Renée Poznanski, Ben-Gurion University of the Negev

Tue, 3/26 · 4:30 pm6:00 pm · 010 East Pyne

Program in Judaic Studies; Center for Collaborative History

Join the Program in Judaic Studies and the Center for Collaborative History to hear Renée Poznanski discuss her book, recently published in an English translation, Propaganda and Persecution: The French Resistance and the “Jewish Question”, on Tuesday, March 26.

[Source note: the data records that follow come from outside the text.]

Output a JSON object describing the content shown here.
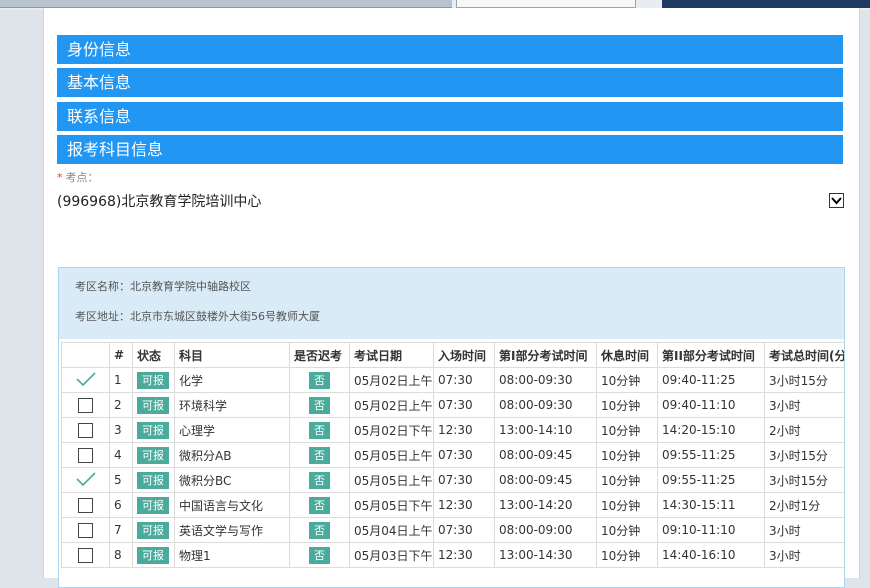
{
  "sections": {
    "identity": "身份信息",
    "basic": "基本信息",
    "contact": "联系信息",
    "subjects": "报考科目信息"
  },
  "exam_site": {
    "label": "考点：",
    "required_mark": "*",
    "selected": "(996968)北京教育学院培训中心"
  },
  "exam_area": {
    "name_line": "考区名称：北京教育学院中轴路校区",
    "address_line": "考区地址：北京市东城区鼓楼外大街56号教师大厦"
  },
  "table": {
    "headers": [
      "",
      "#",
      "状态",
      "科目",
      "是否迟考",
      "考试日期",
      "入场时间",
      "第I部分考试时间",
      "休息时间",
      "第II部分考试时间",
      "考试总时间(分"
    ],
    "rows": [
      {
        "checked": true,
        "no": "1",
        "status": "可报",
        "subject": "化学",
        "late": "否",
        "date": "05月02日上午",
        "entry": "07:30",
        "part1": "08:00-09:30",
        "rest": "10分钟",
        "part2": "09:40-11:25",
        "total": "3小时15分"
      },
      {
        "checked": false,
        "no": "2",
        "status": "可报",
        "subject": "环境科学",
        "late": "否",
        "date": "05月02日上午",
        "entry": "07:30",
        "part1": "08:00-09:30",
        "rest": "10分钟",
        "part2": "09:40-11:10",
        "total": "3小时"
      },
      {
        "checked": false,
        "no": "3",
        "status": "可报",
        "subject": "心理学",
        "late": "否",
        "date": "05月02日下午",
        "entry": "12:30",
        "part1": "13:00-14:10",
        "rest": "10分钟",
        "part2": "14:20-15:10",
        "total": "2小时"
      },
      {
        "checked": false,
        "no": "4",
        "status": "可报",
        "subject": "微积分AB",
        "late": "否",
        "date": "05月05日上午",
        "entry": "07:30",
        "part1": "08:00-09:45",
        "rest": "10分钟",
        "part2": "09:55-11:25",
        "total": "3小时15分"
      },
      {
        "checked": true,
        "no": "5",
        "status": "可报",
        "subject": "微积分BC",
        "late": "否",
        "date": "05月05日上午",
        "entry": "07:30",
        "part1": "08:00-09:45",
        "rest": "10分钟",
        "part2": "09:55-11:25",
        "total": "3小时15分"
      },
      {
        "checked": false,
        "no": "6",
        "status": "可报",
        "subject": "中国语言与文化",
        "late": "否",
        "date": "05月05日下午",
        "entry": "12:30",
        "part1": "13:00-14:20",
        "rest": "10分钟",
        "part2": "14:30-15:11",
        "total": "2小时1分"
      },
      {
        "checked": false,
        "no": "7",
        "status": "可报",
        "subject": "英语文学与写作",
        "late": "否",
        "date": "05月04日上午",
        "entry": "07:30",
        "part1": "08:00-09:00",
        "rest": "10分钟",
        "part2": "09:10-11:10",
        "total": "3小时"
      },
      {
        "checked": false,
        "no": "8",
        "status": "可报",
        "subject": "物理1",
        "late": "否",
        "date": "05月03日下午",
        "entry": "12:30",
        "part1": "13:00-14:30",
        "rest": "10分钟",
        "part2": "14:40-16:10",
        "total": "3小时"
      }
    ]
  },
  "colors": {
    "section_bg": "#2196f3",
    "badge": "#4aaa9b",
    "checkmark": "#4aaa9b",
    "info_bg": "#d9ebf7"
  }
}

After a resounding defeat, France officially left the war and a new government, retaining some sovereignty over part of the country and settled in the city of Vichy, put an end to the Republican regime and collaborated with the Nazi occupiers. As a result, the Jews were faced with a double persecution, led by the German occupier as well as by the Vichy regime. Marginalization and exclusion led to internment before deportation to the East and extermination.

A propaganda war soon began, between on the one hand the new regime and the Nazi occupiers and, on the other hand, emerging Resistance movements, both in metropolitan France and in London around General de Gaulle. A large array of clandestine publications and daily French-language BBC broadcasts spared no effort to gain French opinion to the idea of Resistance, exposing Vichy’s betrayal of all the key values that shaped France.

Yet, a close reading of these texts reveals that the Resistance leaders were reluctant to deal with the persecution of the Jews and condemn it and kept a policy of extreme discretion on this matter, except for a few months during the summer of 1942. At the same time, numerous and detailed denunciations could be found in a Jewish clandestine press. A whole range of reasons explain what may seem surprising. These propaganda choices were based on numerous reports tracking opinion trends and reveal high versus low priorities topics in the eyes of these leaders. More generally they allow to decipher how Jews were perceived in French society, beyond the binary distinction usually made between those who were or were not anti-Semites.

At a time when some historians have shifted the spotlight from the State’s policy of collaboration in the persecution of the Jews to the aid allegedly provided to persecuted Jews by the population as a whole, the discourse to be found in the propaganda texts published by the Resistance movements add some nuances to the overall picture.

Open to the public. Refreshments will be available.